Love is at the root of any marriage, but after the initial flame begins to wither, we are called to do whatever it takes to keep the light burning bright.

So therefore, as society considers Valentine’s Day, I invoke a challenge to each of you that read this post.  Plan time and BE DELIBERATE in one action each day, no matter how small. Spice up the redundancy of life and of the daily routine.  It is so important, especially in today’s society, that we INVEST in our marriages.

Budget for a night out with ONLY your spouse AT LEAST twice a month and stick to it.

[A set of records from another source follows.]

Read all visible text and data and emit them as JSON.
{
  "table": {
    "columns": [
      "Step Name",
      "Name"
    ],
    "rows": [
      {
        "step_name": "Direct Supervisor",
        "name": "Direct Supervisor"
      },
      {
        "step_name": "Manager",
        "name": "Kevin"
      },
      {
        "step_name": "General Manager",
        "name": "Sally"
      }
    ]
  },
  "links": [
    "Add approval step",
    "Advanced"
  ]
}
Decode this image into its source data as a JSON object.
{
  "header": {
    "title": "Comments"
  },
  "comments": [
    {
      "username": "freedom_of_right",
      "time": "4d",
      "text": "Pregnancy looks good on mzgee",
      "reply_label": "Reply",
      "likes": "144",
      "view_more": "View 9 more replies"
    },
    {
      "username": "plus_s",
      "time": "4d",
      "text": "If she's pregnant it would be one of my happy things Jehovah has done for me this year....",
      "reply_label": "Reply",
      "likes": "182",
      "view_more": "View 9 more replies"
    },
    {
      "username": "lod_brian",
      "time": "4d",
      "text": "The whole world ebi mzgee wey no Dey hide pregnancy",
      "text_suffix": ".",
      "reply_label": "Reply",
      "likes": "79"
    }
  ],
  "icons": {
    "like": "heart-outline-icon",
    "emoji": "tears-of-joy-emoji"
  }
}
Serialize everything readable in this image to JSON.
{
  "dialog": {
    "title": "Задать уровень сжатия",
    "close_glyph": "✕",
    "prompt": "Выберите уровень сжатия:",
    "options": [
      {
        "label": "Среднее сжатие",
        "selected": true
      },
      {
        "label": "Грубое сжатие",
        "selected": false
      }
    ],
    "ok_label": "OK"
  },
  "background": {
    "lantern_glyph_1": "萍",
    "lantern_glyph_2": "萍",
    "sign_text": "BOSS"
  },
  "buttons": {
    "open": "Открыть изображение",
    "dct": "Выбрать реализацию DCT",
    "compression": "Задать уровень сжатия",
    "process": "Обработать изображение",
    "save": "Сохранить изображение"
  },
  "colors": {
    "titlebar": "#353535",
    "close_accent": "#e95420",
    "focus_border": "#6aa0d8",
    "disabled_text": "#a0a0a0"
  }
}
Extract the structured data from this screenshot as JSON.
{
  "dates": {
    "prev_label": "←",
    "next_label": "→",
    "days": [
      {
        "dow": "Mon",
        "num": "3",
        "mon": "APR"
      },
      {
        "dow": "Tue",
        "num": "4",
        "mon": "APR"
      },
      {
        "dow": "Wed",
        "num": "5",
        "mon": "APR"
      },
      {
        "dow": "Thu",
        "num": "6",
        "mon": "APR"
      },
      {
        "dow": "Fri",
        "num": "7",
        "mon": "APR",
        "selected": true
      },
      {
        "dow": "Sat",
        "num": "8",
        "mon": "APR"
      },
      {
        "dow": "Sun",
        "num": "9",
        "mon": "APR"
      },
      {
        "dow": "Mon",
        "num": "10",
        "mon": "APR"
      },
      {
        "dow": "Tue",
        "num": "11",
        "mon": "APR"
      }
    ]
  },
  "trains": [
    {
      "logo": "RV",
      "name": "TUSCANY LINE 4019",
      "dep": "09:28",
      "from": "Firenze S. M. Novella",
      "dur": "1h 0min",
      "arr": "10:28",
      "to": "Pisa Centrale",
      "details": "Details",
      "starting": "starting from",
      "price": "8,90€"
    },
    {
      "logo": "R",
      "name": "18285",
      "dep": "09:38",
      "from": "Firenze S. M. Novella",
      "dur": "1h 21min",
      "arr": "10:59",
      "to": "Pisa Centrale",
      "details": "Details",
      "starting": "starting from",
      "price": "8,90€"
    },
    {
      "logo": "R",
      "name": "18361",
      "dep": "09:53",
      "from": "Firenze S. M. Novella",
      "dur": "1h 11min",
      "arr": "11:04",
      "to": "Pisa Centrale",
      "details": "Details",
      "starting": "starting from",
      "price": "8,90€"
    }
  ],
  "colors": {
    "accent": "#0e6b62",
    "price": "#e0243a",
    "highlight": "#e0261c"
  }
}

Jonathan and I have vowed to take each Monday night to ourselves.  This does not mean that we are having a date night each week.  It simply means that we have put on each of our personal calendars “Marriage Night.”  Most importantly, we have come to the understanding that with this time, we must learn to protect it at all costs.  Protecting your time means that nothing else can replace it.  Don’t let TV, a dinner date with friends, a telephone call….anything….disrupt that set time together.  It is THAT important!

So what does “Marriage Time” mean?

Simply…when the kids go to bed….the TV stays off and we do something together that involves conversation.

Here are some simple ideas that you may be able to do as well.  Feel free, also, to comment on this post with additional ideas.  Also, please take a moment to share this article with friends, family, Facebook, Twitter, etc.

* A Special Dinner

* Board Game

* Puzzle

* Wine by the Fire

* Reading a book together that has some substance to it

* A bible study

Effort and creativity are crucial to make this work.

Enrich your marriage with things to strengthen it.

Talk together – Laugh together – Nurture one another.

Colossians 3:23 says, “Whatever you do, work at it with all your heart” – This includes your marriage as well.

Take this to heart! The last thing you want is the kids to move away when they are older and you have no idea who you are married to.

I hope this sheds light and inspires you to take this step as well.

HAPPY VALENTINE’S DAY!!!

 

Comments

  1. 1

    That first photo is gorgeous!

    As a single woman, I can’t speak to the rest of it.

  2. 2

    I totally agree! I am about to buy a kindle book on Amazon regarding marriage for my husband and I to read together in the evenings. We’ll see how that goes!

    -Hannah

  3. 3
    Rebekah Kuczenski says:

    I love this article and I love my husband, marriage truly is a blessing <3

  4. 4

    While we are not religious, we still take the vow of marriage very seriously. I am happy to say that we take time to have date nights in AND out of the house. Quality time is so important!